Goodman CD, Buchanan HD and McFadden GI

School of BioSciences, University of Melbourne.

Drug resistance is a major factor limiting our ability to control parasitic diseases. Many medically and economically significant parasites undergo immense changes in metabolic activity as they move between their mammalian hosts and invertebrate vectors. Consequently, drug selection for resistance during the vertebrate stage can have dire consequences for parasite fitness during transmission. Using the malaria parasite, Plasmodium, we are investigating anti-malarial drugs whose targets are under markedly reduced selection pressure in the mammalian host. Resistance mutations in these targets tend to drive parasite failure during development in the mosquito vector, thereby inhibiting disease transmission. This approach is particularly effective with drugs targeting the parasite organelles, due to their increased metabolic activity during the mosquito stages and the non-Mendelian inheritance of their genomes. Clinically relevant mutations conferring resistance to the widely used anti-malarial MalaroneTM arise in the mitochondrion-encoded cytochrome b gene. These mutations completely arrest development of infectious sporozoites in the mosquito stages of both P. falciparum and P. berghei, thereby blocking transmission of these resistance genes. The macrolide antibiotic azithromycin kills malarial parasites by inhibiting apicoplast protein synthesis. We generated two azithromycin resistant lines in P. berghei (PbAZMR) harbouring mutations in the apicoplast-encoded rpl4 gene.

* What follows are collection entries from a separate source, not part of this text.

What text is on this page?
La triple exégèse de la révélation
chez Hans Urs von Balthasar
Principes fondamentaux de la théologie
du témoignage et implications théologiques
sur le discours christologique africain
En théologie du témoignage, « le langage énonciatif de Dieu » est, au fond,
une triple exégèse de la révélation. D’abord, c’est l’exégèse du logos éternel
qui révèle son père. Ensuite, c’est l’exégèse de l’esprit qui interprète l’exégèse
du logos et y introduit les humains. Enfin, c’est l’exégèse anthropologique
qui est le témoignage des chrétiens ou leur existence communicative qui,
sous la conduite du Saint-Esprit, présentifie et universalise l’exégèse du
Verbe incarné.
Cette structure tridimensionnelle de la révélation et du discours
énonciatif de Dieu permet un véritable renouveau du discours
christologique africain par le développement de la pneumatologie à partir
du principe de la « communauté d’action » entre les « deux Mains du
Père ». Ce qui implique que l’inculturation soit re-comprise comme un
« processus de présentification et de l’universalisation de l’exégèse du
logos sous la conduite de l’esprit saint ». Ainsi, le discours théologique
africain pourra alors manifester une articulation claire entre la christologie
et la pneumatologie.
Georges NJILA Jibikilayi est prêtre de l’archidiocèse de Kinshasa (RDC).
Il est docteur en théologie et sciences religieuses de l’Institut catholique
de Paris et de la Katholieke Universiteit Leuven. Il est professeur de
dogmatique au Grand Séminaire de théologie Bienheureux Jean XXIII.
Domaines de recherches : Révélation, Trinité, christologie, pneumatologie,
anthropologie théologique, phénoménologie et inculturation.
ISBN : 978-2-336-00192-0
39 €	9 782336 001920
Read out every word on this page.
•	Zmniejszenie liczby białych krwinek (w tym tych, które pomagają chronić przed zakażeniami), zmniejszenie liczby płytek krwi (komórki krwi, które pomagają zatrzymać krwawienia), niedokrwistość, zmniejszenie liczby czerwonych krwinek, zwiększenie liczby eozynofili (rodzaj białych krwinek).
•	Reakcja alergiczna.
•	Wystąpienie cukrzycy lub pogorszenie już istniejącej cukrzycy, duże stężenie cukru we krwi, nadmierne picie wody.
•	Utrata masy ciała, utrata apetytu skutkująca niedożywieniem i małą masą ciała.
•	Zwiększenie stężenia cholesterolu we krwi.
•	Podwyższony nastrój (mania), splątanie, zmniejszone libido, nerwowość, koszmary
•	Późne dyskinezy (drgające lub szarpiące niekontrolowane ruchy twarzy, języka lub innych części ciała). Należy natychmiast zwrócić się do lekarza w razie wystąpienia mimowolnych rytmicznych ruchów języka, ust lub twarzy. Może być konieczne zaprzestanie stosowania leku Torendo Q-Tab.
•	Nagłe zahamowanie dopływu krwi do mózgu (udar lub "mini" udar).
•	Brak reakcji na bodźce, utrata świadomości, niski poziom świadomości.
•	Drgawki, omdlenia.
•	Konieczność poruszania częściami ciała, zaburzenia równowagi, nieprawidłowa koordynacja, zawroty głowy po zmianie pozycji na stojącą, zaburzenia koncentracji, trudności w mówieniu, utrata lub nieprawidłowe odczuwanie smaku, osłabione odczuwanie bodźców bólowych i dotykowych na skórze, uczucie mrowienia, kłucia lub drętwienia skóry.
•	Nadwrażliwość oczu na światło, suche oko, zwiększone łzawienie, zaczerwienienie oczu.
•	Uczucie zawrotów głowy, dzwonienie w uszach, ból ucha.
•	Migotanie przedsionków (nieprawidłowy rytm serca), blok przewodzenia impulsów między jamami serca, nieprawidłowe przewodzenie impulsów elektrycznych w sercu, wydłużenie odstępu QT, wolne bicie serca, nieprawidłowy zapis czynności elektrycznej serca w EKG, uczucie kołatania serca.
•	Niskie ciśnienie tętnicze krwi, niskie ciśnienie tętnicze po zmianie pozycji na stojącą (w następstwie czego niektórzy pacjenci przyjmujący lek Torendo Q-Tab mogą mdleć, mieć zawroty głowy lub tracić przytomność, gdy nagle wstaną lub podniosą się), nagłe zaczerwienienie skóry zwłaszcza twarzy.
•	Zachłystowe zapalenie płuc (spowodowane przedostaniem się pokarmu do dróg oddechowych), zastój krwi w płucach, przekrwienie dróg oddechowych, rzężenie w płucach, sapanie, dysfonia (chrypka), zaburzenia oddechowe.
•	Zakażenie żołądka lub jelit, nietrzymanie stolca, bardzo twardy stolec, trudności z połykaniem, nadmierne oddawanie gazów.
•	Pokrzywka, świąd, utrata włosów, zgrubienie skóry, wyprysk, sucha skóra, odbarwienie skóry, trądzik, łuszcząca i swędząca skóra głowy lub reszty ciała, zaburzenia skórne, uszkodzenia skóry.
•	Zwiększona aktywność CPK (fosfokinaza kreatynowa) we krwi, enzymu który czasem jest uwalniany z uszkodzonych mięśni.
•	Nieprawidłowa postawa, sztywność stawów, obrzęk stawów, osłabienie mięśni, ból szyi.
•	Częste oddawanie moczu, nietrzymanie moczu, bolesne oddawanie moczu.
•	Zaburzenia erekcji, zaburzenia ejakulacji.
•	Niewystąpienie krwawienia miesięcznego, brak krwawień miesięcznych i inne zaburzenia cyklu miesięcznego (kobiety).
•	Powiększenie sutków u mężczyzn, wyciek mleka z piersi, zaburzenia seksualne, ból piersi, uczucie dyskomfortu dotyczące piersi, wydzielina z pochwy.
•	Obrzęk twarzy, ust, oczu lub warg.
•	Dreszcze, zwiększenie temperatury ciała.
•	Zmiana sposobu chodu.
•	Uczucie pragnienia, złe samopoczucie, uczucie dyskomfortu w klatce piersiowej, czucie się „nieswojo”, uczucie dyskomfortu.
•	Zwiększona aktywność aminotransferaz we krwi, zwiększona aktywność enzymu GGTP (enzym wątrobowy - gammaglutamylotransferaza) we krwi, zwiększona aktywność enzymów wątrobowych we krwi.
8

Such mutations also confer azithromycin resistance in P.falciparum. PbAZMR parasites infect mosquitoes at a lower rate, produce fewer sporozoites, and fail to infect naive mice. Major defects in apicoplast development underly this transmission block. Our results demonstrate that resistance trapping due to differential selection between life stages is a common phenomenon. It can be exploited to develop drugs with greatly reduce levels of resistance transmission; not only in malaria but possibly in other parasites with invertebrate vectors.